For a flashback on the state’s masking path, read the order. It reminds you of all the stops we’ve had along the way since a June 2020 directive ordered all Washingtonians to wear a facial covering in any indoor or outdoor public setting. That was the same timeframe that attendance at mass side-by-side protests was talked about and tolerated differently than attendance at school or even outdoor sporting events and church. Public policy and sentiment surrounding precautions needed to combat COVID-19 have been confusing and contradictory for a long time. Not just this month.

The governor’s vaccine mandate on state employment—and the ill will it helped fuel among families and communities and in workplaces—is still going strong. The employment mandate is defended by Gov. Jay Inslee at every turn.

That’s a head-scratcher. Even if vaccines end up being able to take credit for preventing some severe illness and death from or with COVID-19, as they appear to be doing see state and King County COVID-19 outcomes by vaccination status. vaccine mandates on employment can’t. A comparison of death rates among states with and without vaccine mandates shows that Inslee’s mandate is unable to take credit for better COVID-19 outcomes. There are clearly many factors involved in good or bad COVID-19 outcomes. Crediting mandates paints an incomplete picture.

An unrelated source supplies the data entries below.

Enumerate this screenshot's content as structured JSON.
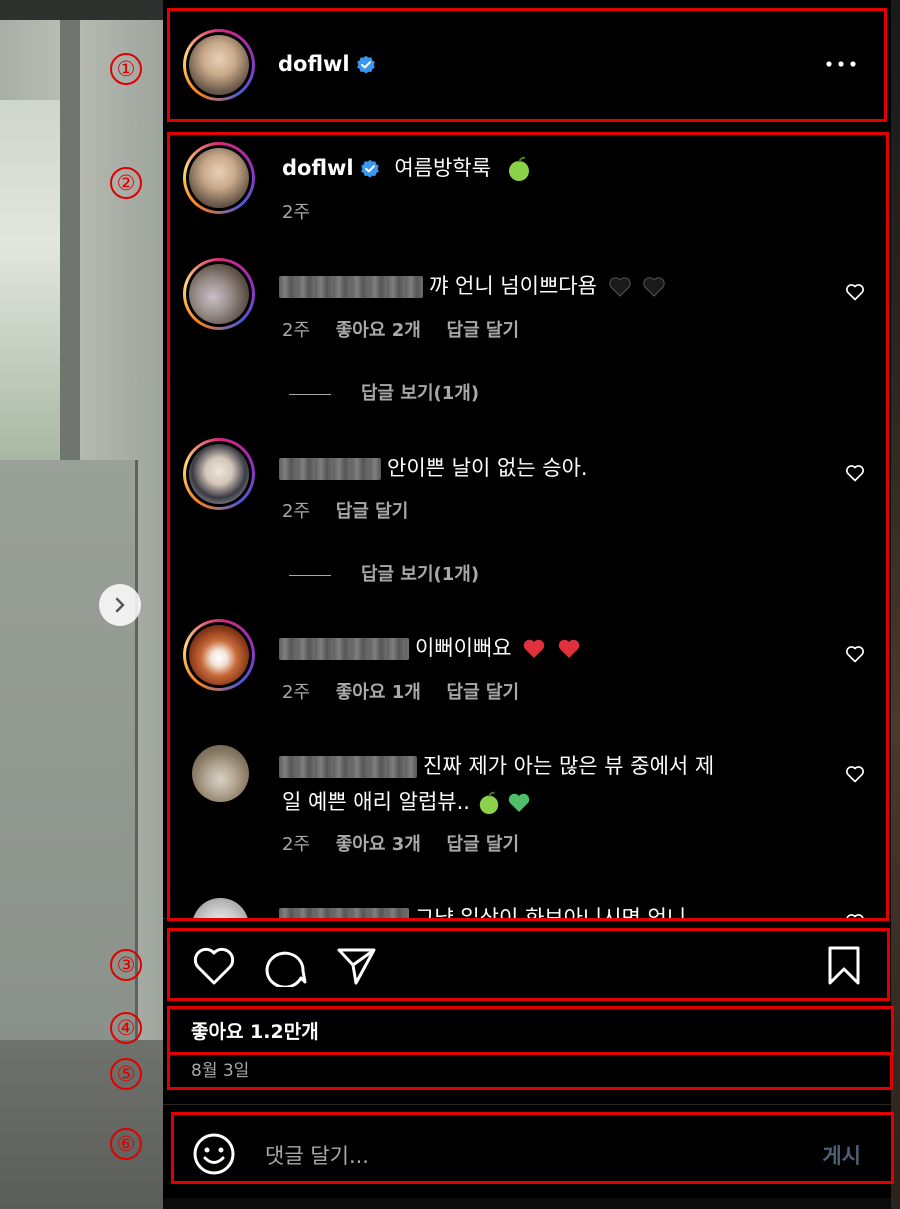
{
  "post": {
    "author": "doflwl",
    "caption": "여름방학룩",
    "caption_time": "2주",
    "likes": "좋아요 1.2만개",
    "date": "8월 3일"
  },
  "comments": [
    {
      "text": "꺄 언니 넘이쁘다욤",
      "time": "2주",
      "likes": "좋아요 2개",
      "reply": "답글 달기",
      "view_replies": "답글 보기(1개)"
    },
    {
      "text": "안이쁜 날이 없는 승아.",
      "time": "2주",
      "likes": "",
      "reply": "답글 달기",
      "view_replies": "답글 보기(1개)"
    },
    {
      "text": "이뻐이뻐요",
      "time": "2주",
      "likes": "좋아요 1개",
      "reply": "답글 달기"
    },
    {
      "text_line1": "진짜 제가 아는 많은 뷰 중에서 제",
      "text_line2": "일 예쁜 애리 알럽뷰..",
      "time": "2주",
      "likes": "좋아요 3개",
      "reply": "답글 달기"
    },
    {
      "text": "그냥 일상이 화보아니시면 언니"
    }
  ],
  "composer": {
    "placeholder": "댓글 달기...",
    "post_label": "게시"
  },
  "annotations": [
    "①",
    "②",
    "③",
    "④",
    "⑤",
    "⑥"
  ],
  "colors": {
    "annotation": "#e00000",
    "verified": "#3897f0",
    "secondary_text": "#a8a8a8",
    "post_button_disabled": "#4d5f73"
  },
  "icons": [
    "verified-badge-icon",
    "more-options-icon",
    "heart-icon",
    "comment-icon",
    "share-icon",
    "bookmark-icon",
    "emoji-icon",
    "chevron-right-icon"
  ]
}
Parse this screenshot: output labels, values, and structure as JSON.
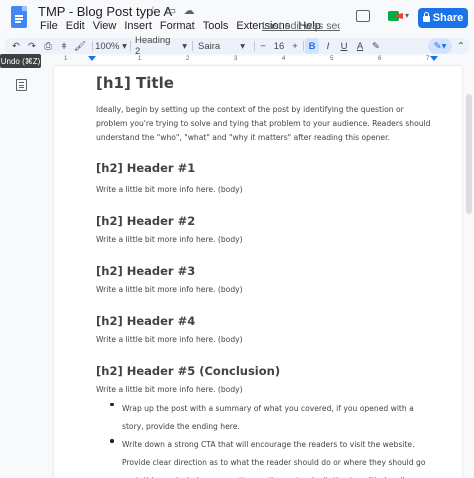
{
  "doc": {
    "title": "TMP - Blog Post type A",
    "last_edit": "Last edit was secon..."
  },
  "menu": [
    "File",
    "Edit",
    "View",
    "Insert",
    "Format",
    "Tools",
    "Extensions",
    "Help"
  ],
  "share_label": "Share",
  "toolbar": {
    "zoom": "100%",
    "style": "Heading 2",
    "font": "Saira",
    "font_size": "16",
    "bold": "B",
    "italic": "I",
    "underline": "U",
    "text_color": "A"
  },
  "tooltip": "Undo (⌘Z)",
  "ruler_marks": [
    "1",
    "1",
    "2",
    "3",
    "4",
    "5",
    "6",
    "7"
  ],
  "content": {
    "title": "[h1] Title",
    "intro": "Ideally, begin by setting up the context of the post by identifying the question or problem you're trying to solve and tying that problem to your audience. Readers should understand the \"who\", \"what\" and \"why it matters\" after reading this opener.",
    "sections": [
      {
        "heading": "[h2] Header #1",
        "body": "Write a little bit more info here. (body)"
      },
      {
        "heading": "[h2] Header #2",
        "body": "Write a little bit more info here. (body)"
      },
      {
        "heading": "[h2] Header #3",
        "body": "Write a little bit more info here. (body)"
      },
      {
        "heading": "[h2] Header #4",
        "body": "Write a little bit more info here. (body)"
      },
      {
        "heading": "[h2] Header #5 (Conclusion)",
        "body": "Write a little bit more info here. (body)"
      }
    ],
    "bullets": [
      "Wrap up the post with a summary of what you covered, if you opened with a story, provide the ending here.",
      "Write down a strong CTA that will encourage the readers to visit the website. Provide clear direction as to what the reader should do or where they should go next, this can include commenting on the post or invitation to call/subscribe."
    ]
  }
}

Last March, I wrote that two states without vaccine mandates on government employees (Alaska and Utah) and two states that had them but allowed for testing alternatives (Hawaii and Vermont) were beating Washington state when it came to COVID-19 death rates. That remains true today, according to data found here and here.

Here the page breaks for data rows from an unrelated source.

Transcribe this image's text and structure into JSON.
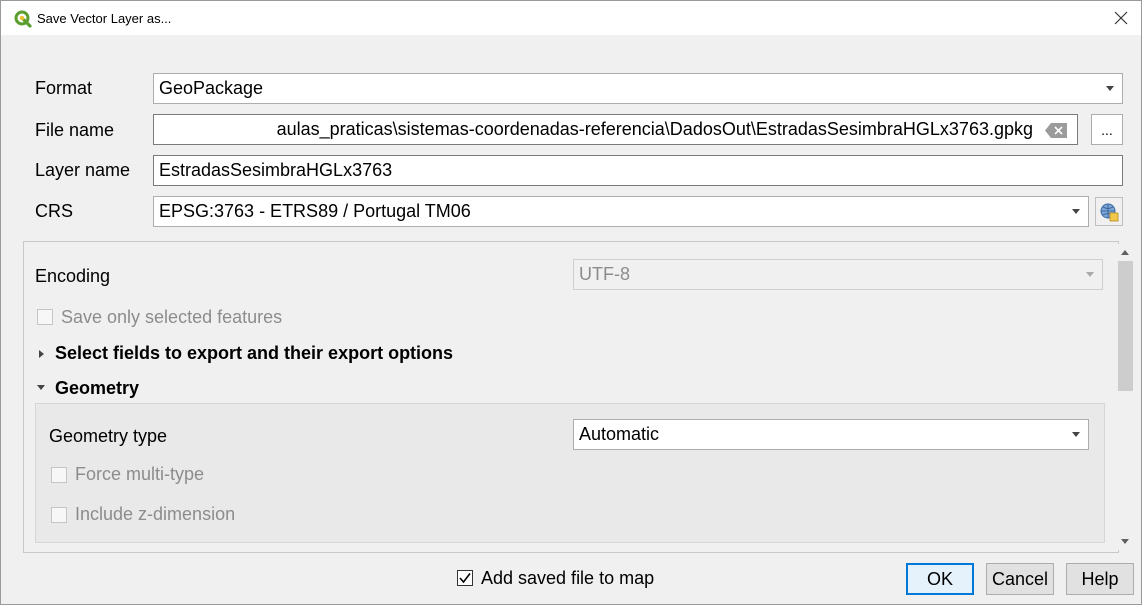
{
  "window": {
    "title": "Save Vector Layer as...",
    "app_icon": "qgis-icon",
    "close_icon": "close-icon"
  },
  "form": {
    "format_label": "Format",
    "format_value": "GeoPackage",
    "filename_label": "File name",
    "filename_value": "aulas_praticas\\sistemas-coordenadas-referencia\\DadosOut\\EstradasSesimbraHGLx3763.gpkg",
    "browse_label": "...",
    "layername_label": "Layer name",
    "layername_value": "EstradasSesimbraHGLx3763",
    "crs_label": "CRS",
    "crs_value": "EPSG:3763 - ETRS89 / Portugal TM06"
  },
  "options": {
    "encoding_label": "Encoding",
    "encoding_value": "UTF-8",
    "save_selected_label": "Save only selected features",
    "fields_section_label": "Select fields to export and their export options",
    "geometry_section_label": "Geometry",
    "geometry_type_label": "Geometry type",
    "geometry_type_value": "Automatic",
    "force_multi_label": "Force multi-type",
    "include_z_label": "Include z-dimension"
  },
  "footer": {
    "add_to_map_label": "Add saved file to map",
    "ok_label": "OK",
    "cancel_label": "Cancel",
    "help_label": "Help"
  }
}
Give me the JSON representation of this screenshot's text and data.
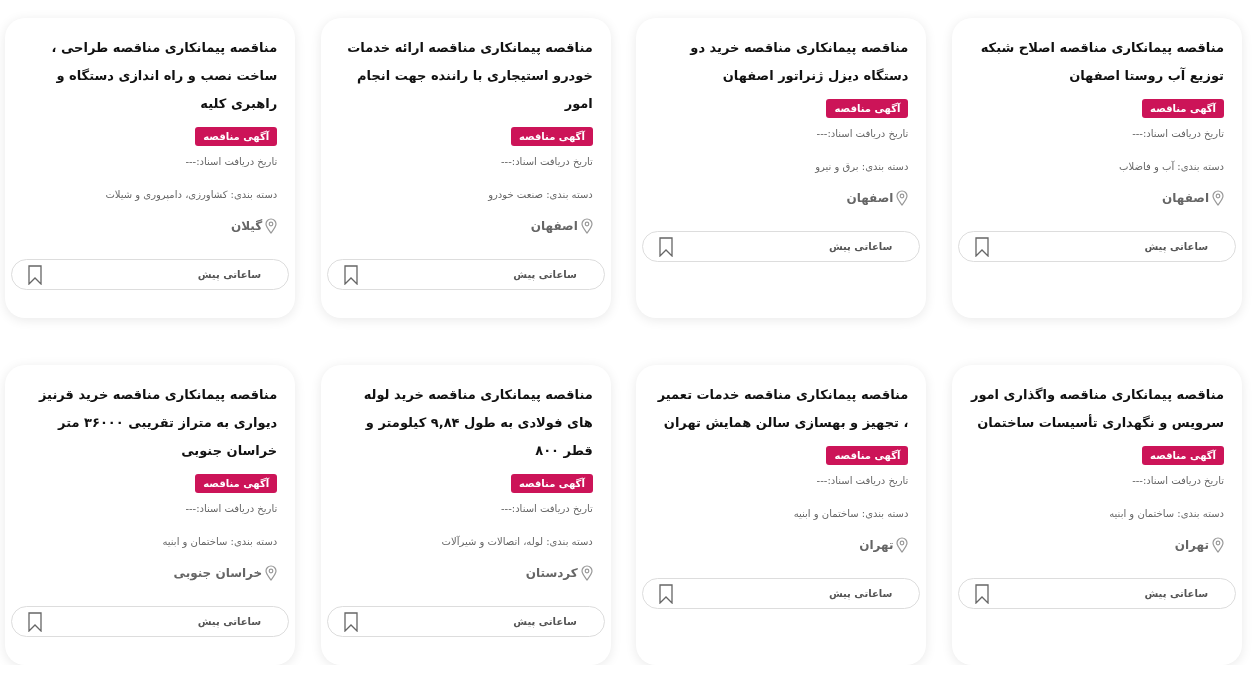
{
  "cards": [
    {
      "title": "مناقصه پیمانکاری مناقصه اصلاح شبکه توزیع آب روستا اصفهان",
      "badge": "آگهی مناقصه",
      "doc_date": "تاریخ دریافت اسناد:---",
      "category": "دسته بندی: آب و فاضلاب",
      "location": "اصفهان",
      "time": "ساعاتی پیش"
    },
    {
      "title": "مناقصه پیمانکاری مناقصه خرید دو دستگاه دیزل ژنراتور اصفهان",
      "badge": "آگهی مناقصه",
      "doc_date": "تاریخ دریافت اسناد:---",
      "category": "دسته بندی: برق و نیرو",
      "location": "اصفهان",
      "time": "ساعاتی پیش"
    },
    {
      "title": "مناقصه پیمانکاری مناقصه ارائه خدمات خودرو استیجاری با راننده جهت انجام امور",
      "badge": "آگهی مناقصه",
      "doc_date": "تاریخ دریافت اسناد:---",
      "category": "دسته بندی: صنعت خودرو",
      "location": "اصفهان",
      "time": "ساعاتی پیش"
    },
    {
      "title": "مناقصه پیمانکاری مناقصه طراحی ، ساخت نصب و راه اندازی دستگاه و راهبری کلیه",
      "badge": "آگهی مناقصه",
      "doc_date": "تاریخ دریافت اسناد:---",
      "category": "دسته بندی: کشاورزی، دامپروری و شیلات",
      "location": "گیلان",
      "time": "ساعاتی پیش"
    },
    {
      "title": "مناقصه پیمانکاری مناقصه واگذاری امور سرویس و نگهداری تأسیسات ساختمان",
      "badge": "آگهی مناقصه",
      "doc_date": "تاریخ دریافت اسناد:---",
      "category": "دسته بندی: ساختمان و ابنیه",
      "location": "تهران",
      "time": "ساعاتی پیش"
    },
    {
      "title": "مناقصه پیمانکاری مناقصه خدمات تعمیر ، تجهیز و بهسازی سالن همایش تهران",
      "badge": "آگهی مناقصه",
      "doc_date": "تاریخ دریافت اسناد:---",
      "category": "دسته بندی: ساختمان و ابنیه",
      "location": "تهران",
      "time": "ساعاتی پیش"
    },
    {
      "title": "مناقصه پیمانکاری مناقصه خرید لوله های فولادی به طول ۹,۸۴ کیلومتر و قطر ۸۰۰",
      "badge": "آگهی مناقصه",
      "doc_date": "تاریخ دریافت اسناد:---",
      "category": "دسته بندی: لوله، اتصالات و شیرآلات",
      "location": "کردستان",
      "time": "ساعاتی پیش"
    },
    {
      "title": "مناقصه پیمانکاری مناقصه خرید قرنیز دیواری به متراز تقریبی ۳۶۰۰۰ متر خراسان جنوبی",
      "badge": "آگهی مناقصه",
      "doc_date": "تاریخ دریافت اسناد:---",
      "category": "دسته بندی: ساختمان و ابنیه",
      "location": "خراسان جنوبی",
      "time": "ساعاتی پیش"
    }
  ]
}
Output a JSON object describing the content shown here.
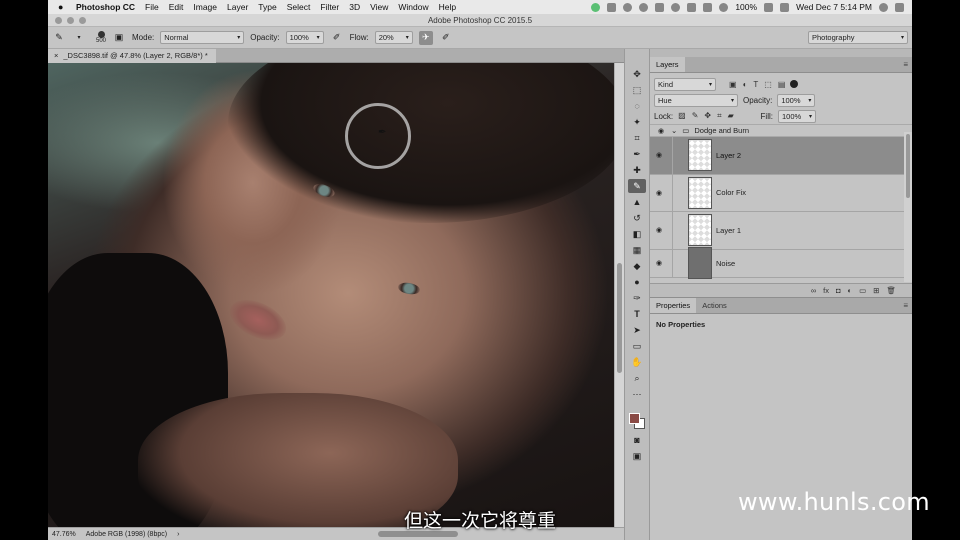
{
  "menubar": {
    "app": "Photoshop CC",
    "items": [
      "File",
      "Edit",
      "Image",
      "Layer",
      "Type",
      "Select",
      "Filter",
      "3D",
      "View",
      "Window",
      "Help"
    ],
    "battery": "100%",
    "datetime": "Wed Dec 7  5:14 PM"
  },
  "window": {
    "title": "Adobe Photoshop CC 2015.5"
  },
  "options": {
    "brush_size": "500",
    "mode_label": "Mode:",
    "mode_value": "Normal",
    "opacity_label": "Opacity:",
    "opacity_value": "100%",
    "flow_label": "Flow:",
    "flow_value": "20%",
    "workspace": "Photography"
  },
  "document": {
    "tab": "_DSC3898.tif @ 47.8% (Layer 2, RGB/8*) *",
    "zoom": "47.76%",
    "profile": "Adobe RGB (1998) (8bpc)"
  },
  "layers_panel": {
    "tab": "Layers",
    "filter_kind": "Kind",
    "blend_mode": "Hue",
    "opacity_label": "Opacity:",
    "opacity": "100%",
    "lock_label": "Lock:",
    "fill_label": "Fill:",
    "fill": "100%",
    "group": "Dodge and Burn",
    "layers": [
      {
        "name": "Layer 2",
        "selected": true
      },
      {
        "name": "Color Fix",
        "selected": false
      },
      {
        "name": "Layer 1",
        "selected": false
      },
      {
        "name": "Noise",
        "selected": false
      }
    ]
  },
  "properties_panel": {
    "tab1": "Properties",
    "tab2": "Actions",
    "empty": "No Properties"
  },
  "overlay": {
    "subtitle": "但这一次它将尊重",
    "watermark": "www.hunls.com"
  },
  "colors": {
    "foreground": "#8a4a45",
    "background": "#ffffff",
    "accent": "#8c8c8c"
  }
}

While not providing a demonstrable public health benefit, the vaccine mandate on employment has added to workforce issues that lower the quality of taxpayer-funded services. More importantly, it has ruined some workers’ careers and hurt their finances.

Besides the numbers, the mandate also is misguided in that it hits the working-age population, which is not the group most at risk of dying from or with COVID-19. It also fails to recognize the science of natural immunity. A recent study published in The Lancet found that the immunity generated from a COVID-19 infection is “at least as high, if not higher” than that provided by two doses of an mRNA vaccine, study authors write.

Neighboring Oregon rightly abandoned its vaccine mandate on employment last March. Gov. Kate Brown, who was Oregon’s governor at the time, said of the move that “extraordinary emergency” orders were no longer necessary as “we learn to live with this virus.”​​ King County and Seattle no longer require proof of vaccination against COVID-19 as a condition of employment, either. Those vaccine mandates ended in February. Inslee should have hopped on those — and other — bandwagons that have come his way.

The science that unvaccinated and vaccinated people spread and contract COVID-19 wasn’t enough to end Inslee’s mandate, which started as a pitch to keep others safe. When the federal Centers for Disease Control and Prevention decided to remove the distinction between the vaccinated and the unvaccinated, that didn’t change the state policy either.

So far, this legislative session, leadership has not shown interest in intervening. House Bill 1801, eliminating COVID-19 vaccine requirements for new or prospective employees of state agencies, isn’t moving forward. Neither are other bills related to reconciling the way state workers were treated.

Unions that represent state employees should be asking for an end to the outdated employment mandate, given all we know about COVID-19, the vaccines’ strengths and limitations, and the science behind natural immunity. Their future workforces could be adversely impacted by the limitation on who can be hired.

How the governor had the authority to make this employment mandate remains murky. I have sought information and interviews to help me better understand. And I have asked the governor’s office if that authority means that the governor could mandate other health-related choices of state employees.

The end of the state’s mask mandate in health and correctional facilities on April 3 should have the governor better explaining the continued wisdom of a vaccine mandate that has hurt workers and the state.

-Hovde is the Policy Analyst and Director of the Centers for Health Care and Worker Rights with the Washington Policy Center.